On top of that choice, I'd say you have two main possible efficiency gains:
- Use better functions;
- Use a better looping structure.
Better functions
For (1.) I think rowSums
and ==
are about as good as it gets. But for table
, there are a lot of different options, as you can see on Is there an efficient alternative to table()?. I'd recommend reading all the answers to that question, as each have their pros and cons, but here, I'll stick to base::tabulate
.
Better looping structure
You have for loops, the base::apply
family, and purrr::map
. Is not obvious which to use, so I'll test below.
Testing
I tested options using rowSums
, table
, and tabulate
, with all the looping options (code at the end), which yielded:
bench::mark(rowsums_for(), rowsums_sapply(), rowsums_map(),
table_for(), table_apply(),
tabulate_for(), tabulate_apply(),
check = FALSE, min_time = 1) %>%
select(expression:`gc/sec`)
expression min median `itr/sec` mem_alloc `gc/sec`
<bch:expr> <bch:tm> <bch:tm> <dbl> <bch:byt> <dbl>
1 rowsums_for() 3.08ms 4ms 260. 2.59MB 9.04
2 rowsums_sapply() 3.14ms 4.13ms 251. 2.6MB 9.02
3 rowsums_map() 3.27ms 4.3ms 241. 2.59MB 9.01
4 table_for() 4.41ms 4.73ms 208. 1.87MB 5.33
5 table_apply() 4.59ms 4.96ms 200. 1.98MB 5.33
6 tabulate_for() 231.2µs 250.7µs 3788. 210.94KB 11.9
7 tabulate_apply() 289.2µs 311µs 3090. 312.8KB 11.9
So, at least for the dimension of your problem, for loops are better.

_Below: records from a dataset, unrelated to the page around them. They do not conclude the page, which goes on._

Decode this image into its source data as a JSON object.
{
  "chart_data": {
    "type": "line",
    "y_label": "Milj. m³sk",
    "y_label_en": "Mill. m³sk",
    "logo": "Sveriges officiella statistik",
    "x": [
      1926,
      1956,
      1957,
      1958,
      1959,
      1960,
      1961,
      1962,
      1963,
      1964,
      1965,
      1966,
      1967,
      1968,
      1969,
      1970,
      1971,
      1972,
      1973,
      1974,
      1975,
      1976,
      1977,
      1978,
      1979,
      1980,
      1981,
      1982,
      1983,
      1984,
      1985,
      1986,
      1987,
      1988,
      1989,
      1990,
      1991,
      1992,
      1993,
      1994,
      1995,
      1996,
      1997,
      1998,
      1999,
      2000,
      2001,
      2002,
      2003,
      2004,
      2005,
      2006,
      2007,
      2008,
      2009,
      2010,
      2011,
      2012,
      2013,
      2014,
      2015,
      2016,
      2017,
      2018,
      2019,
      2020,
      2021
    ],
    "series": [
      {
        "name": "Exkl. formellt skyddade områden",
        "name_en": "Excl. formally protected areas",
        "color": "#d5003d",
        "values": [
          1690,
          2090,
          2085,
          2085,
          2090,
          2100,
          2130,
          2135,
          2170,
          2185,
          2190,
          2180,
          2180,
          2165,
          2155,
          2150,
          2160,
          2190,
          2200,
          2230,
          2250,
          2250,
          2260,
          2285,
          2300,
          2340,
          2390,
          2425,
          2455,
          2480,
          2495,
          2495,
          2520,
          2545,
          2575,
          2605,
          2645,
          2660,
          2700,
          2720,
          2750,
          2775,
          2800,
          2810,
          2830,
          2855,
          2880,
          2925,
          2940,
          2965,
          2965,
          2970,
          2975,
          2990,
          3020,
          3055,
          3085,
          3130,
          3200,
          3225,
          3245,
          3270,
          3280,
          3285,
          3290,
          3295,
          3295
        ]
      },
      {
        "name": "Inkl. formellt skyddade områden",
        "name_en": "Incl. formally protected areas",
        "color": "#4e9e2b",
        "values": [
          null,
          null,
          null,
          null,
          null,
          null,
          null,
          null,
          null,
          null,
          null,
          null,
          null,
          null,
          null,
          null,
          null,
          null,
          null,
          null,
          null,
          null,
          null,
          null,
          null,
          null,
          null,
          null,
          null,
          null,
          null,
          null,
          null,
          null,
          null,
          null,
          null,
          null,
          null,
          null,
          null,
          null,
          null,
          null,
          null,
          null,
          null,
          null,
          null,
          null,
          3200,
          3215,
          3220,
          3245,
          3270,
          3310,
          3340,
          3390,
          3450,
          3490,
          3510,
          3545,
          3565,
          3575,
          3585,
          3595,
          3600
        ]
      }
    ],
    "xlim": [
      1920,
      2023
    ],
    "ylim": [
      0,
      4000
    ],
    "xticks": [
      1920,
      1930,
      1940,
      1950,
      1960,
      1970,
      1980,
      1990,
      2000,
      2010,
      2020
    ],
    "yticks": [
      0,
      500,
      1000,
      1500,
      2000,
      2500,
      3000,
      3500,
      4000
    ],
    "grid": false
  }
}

Also, rowSums
is better than table
, but tabulate
is the clear winner. This isn't necessarily true if the dimensions are different.
Functions:
plays <- 26
players <- 26
n_sims <- 1000
random_probs <- rbeta(plays, 10, 20)
random_probs <- random_probs/sum(random_probs)
draft_simulations <-
replicate(n_sims, sample(1:plays, players, replace = FALSE, prob = random_probs)) %>%
matrix(nrow = players, ncol = n_sims)
rowsums_for <- function(){
result <- matrix(nrow = players, ncol = plays)
for(i in 1:plays){
result[,i] <- rowSums(draft_simulations == i)
}
}
rowsums_sapply <- function(){
sapply(1:players, function(x) rowSums(draft_simulations == x))
}
rowsums_map <- function(){
map(1:players, ~ rowSums(draft_simulations == .x))
}
table_for <- function(){
result <- matrix(nrow = players, ncol = plays)
for(i in 1:players){
result[i,] <- table(draft_simulations[i,])
}
}
table_apply <- function(){
apply(draft_simulations, 1, table)
}
tabulate_for <- function(){
result <- matrix(nrow = players, ncol = plays)
for(i in 1:players){
result[i,] <- tabulate(draft_simulations[i,])
}
}
tabulate_apply <- function(){
apply(draft_simulations, 1, tabulate)
}